"Escrever é usar as palavras que se guardaram: se tu falares de mais, já não escreves, porque não te resta nada para dizer." [M.S.T.]

17.7.09

5.
A Eva encontrou o Afonso à porta de minha casa e a esta hora não teve ainda uma daquelas recaídas que têm tanto de imanente como de natural. Estranho. Estará ela a recuperar de nove anos de tristeza moribunda e desumana? Não me parece. Deve ser apenas o resultado de alguma dose terminável de auto-convencimento de que o Afonso é do mundo e não dela.

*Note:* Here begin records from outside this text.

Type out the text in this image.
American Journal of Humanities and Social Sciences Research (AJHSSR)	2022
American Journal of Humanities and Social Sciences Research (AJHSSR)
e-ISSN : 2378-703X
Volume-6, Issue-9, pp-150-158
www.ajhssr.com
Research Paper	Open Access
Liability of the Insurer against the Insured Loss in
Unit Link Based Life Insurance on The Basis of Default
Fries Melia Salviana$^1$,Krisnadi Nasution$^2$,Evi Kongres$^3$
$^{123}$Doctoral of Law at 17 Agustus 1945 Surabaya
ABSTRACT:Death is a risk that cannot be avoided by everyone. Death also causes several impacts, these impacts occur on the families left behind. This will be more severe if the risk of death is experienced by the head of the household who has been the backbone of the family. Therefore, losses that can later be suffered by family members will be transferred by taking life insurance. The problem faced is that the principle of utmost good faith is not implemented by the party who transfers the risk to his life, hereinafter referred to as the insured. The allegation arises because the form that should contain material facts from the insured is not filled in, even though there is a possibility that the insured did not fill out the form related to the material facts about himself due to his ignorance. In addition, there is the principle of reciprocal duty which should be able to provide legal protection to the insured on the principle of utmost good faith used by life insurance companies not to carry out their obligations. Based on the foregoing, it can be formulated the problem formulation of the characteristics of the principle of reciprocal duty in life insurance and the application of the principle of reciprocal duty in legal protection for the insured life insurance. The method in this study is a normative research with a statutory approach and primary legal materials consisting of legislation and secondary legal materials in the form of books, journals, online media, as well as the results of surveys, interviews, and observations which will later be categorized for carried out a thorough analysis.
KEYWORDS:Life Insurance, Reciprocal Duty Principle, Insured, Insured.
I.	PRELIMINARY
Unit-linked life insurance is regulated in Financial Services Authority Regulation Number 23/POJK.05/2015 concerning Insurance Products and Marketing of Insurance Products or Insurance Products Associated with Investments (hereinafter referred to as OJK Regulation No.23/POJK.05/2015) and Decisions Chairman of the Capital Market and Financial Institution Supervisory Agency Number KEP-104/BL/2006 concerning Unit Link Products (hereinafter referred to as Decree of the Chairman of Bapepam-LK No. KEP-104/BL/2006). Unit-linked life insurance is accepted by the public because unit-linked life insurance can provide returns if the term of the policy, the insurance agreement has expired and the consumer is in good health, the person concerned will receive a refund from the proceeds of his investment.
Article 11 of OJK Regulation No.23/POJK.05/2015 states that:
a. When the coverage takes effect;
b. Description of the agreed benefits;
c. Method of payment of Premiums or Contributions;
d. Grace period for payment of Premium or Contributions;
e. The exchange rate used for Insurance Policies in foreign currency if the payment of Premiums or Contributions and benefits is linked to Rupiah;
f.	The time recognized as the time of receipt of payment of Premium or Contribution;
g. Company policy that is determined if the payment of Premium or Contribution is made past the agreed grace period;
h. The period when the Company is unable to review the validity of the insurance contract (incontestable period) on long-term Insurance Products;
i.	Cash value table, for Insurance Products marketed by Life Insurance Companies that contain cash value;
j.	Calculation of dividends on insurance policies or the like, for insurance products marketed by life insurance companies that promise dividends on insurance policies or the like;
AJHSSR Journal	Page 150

Pareceu-me desejosa e sorridente. Uma Eva comum na sua singularidade e exclusiva no tom de violeta da sua alma. Sonhará ela com a possibilidade – remota – do Afonso a amar como ela há tanto anseia? Disso é ela capaz. De alimentar esperanças falsas e impuras que a fazem acreditar e viciar a sua inteligência. Valiosa e conformista, a Eva ganha pontos no amadorismo dos seus sentimentos. Ela é uma óptima prima, não uma boa amante. Não sabe amar na sanidade que o amor radiante estipula.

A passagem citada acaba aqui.